Contemporary climate change models are known as General Circulation Models (GCMs). GCMs use quantitative methods to simulate the interactions of the atmosphere, land surface, oceans, and sea ice over past or future time periods. The GCM results delivered by national and global climate modeling projects are very large data sets. Processing the data and enabling its use at a local level is a computationally intense endeavor, particularly if the objective is an interactive experience for local decision-makers. This initial Department of Energy research grant will enable Azavea to solve the technology problems required to make location-specific climate risk assessment possible.

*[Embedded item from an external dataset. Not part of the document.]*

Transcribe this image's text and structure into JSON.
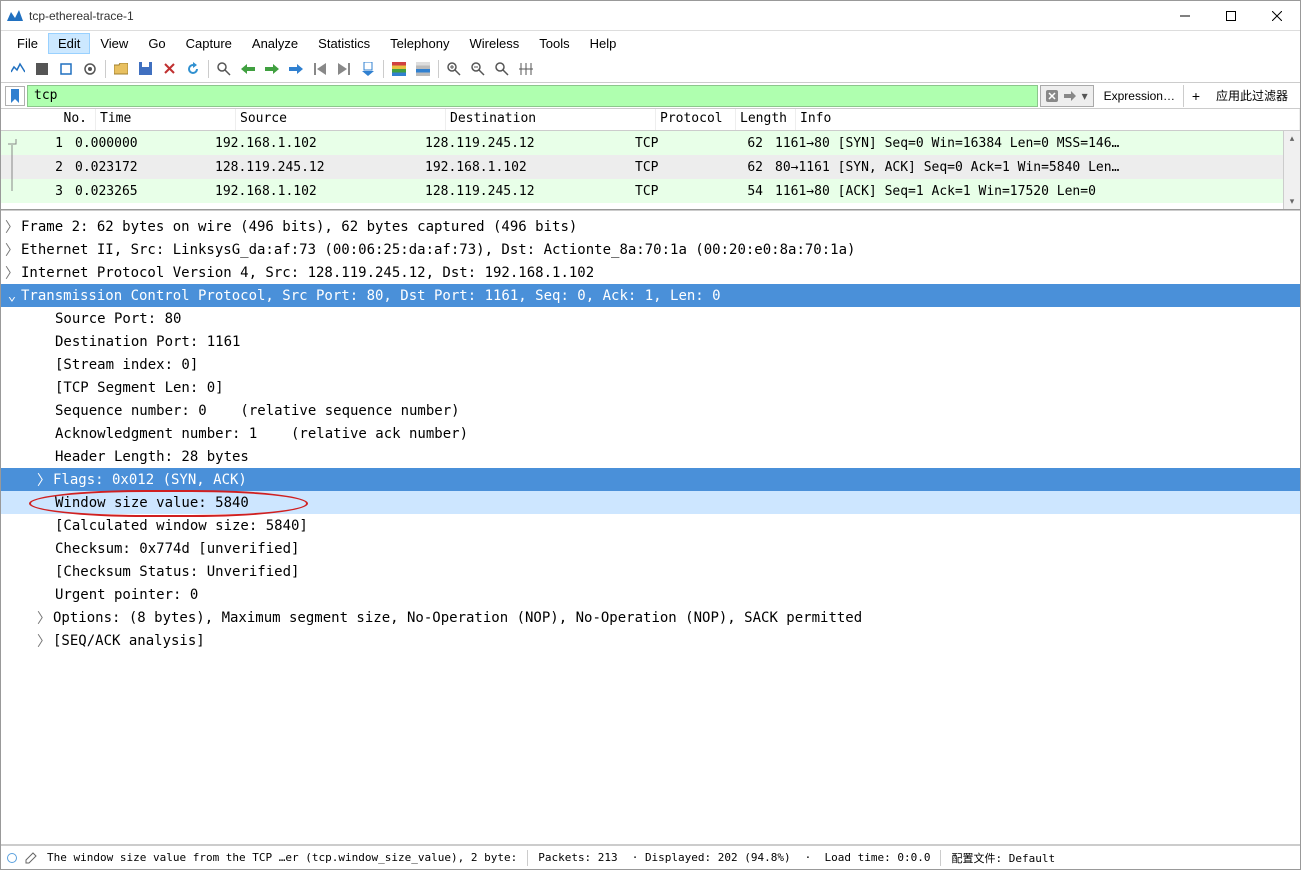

Azavea has partnered with The Nature Conservancy to develop the project. The Conservancy has both developed their own climate data portal and has experience working with the GCM data sets and their input and feedback will be critical to successful research effort. Azavea will leverage and enhance GeoTrellis, the company’s open source high-speed geoprocessing framework, to support interactive climate impact modeling. While Azavea’s Phase I development work will focus on a single geographic location and a pre-loaded selection of climate and socioeconomic data, once a prototype is complete, Azavea will be eligible to apply for Phase II funding, which will enable scaling of the application to nationwide coverage.
“As a B Corporation, Azavea is dedicated to working on projects that will have a positive civic and social impact. This research grant is a great fit alongside our land conservation, urban environment and ecosystems efforts. It also builds on our work with the U.S. Army Corps of Engineers, The Nature Conservancy and urban forestry modeling tools funded by the U.S. Department of Agriculture. I’m really excited about this opportunity to leverage our experience with processing big geospatial data sets and extend our GeoTrellis framework to support work with climate data,” said Robert Cheetham, founder and President of Azavea.
This project is supported by the Small Business Innovation Research (SBIR) program of the U.S. Department of Energy, Office of Science, Award Number (DE-SC0011303).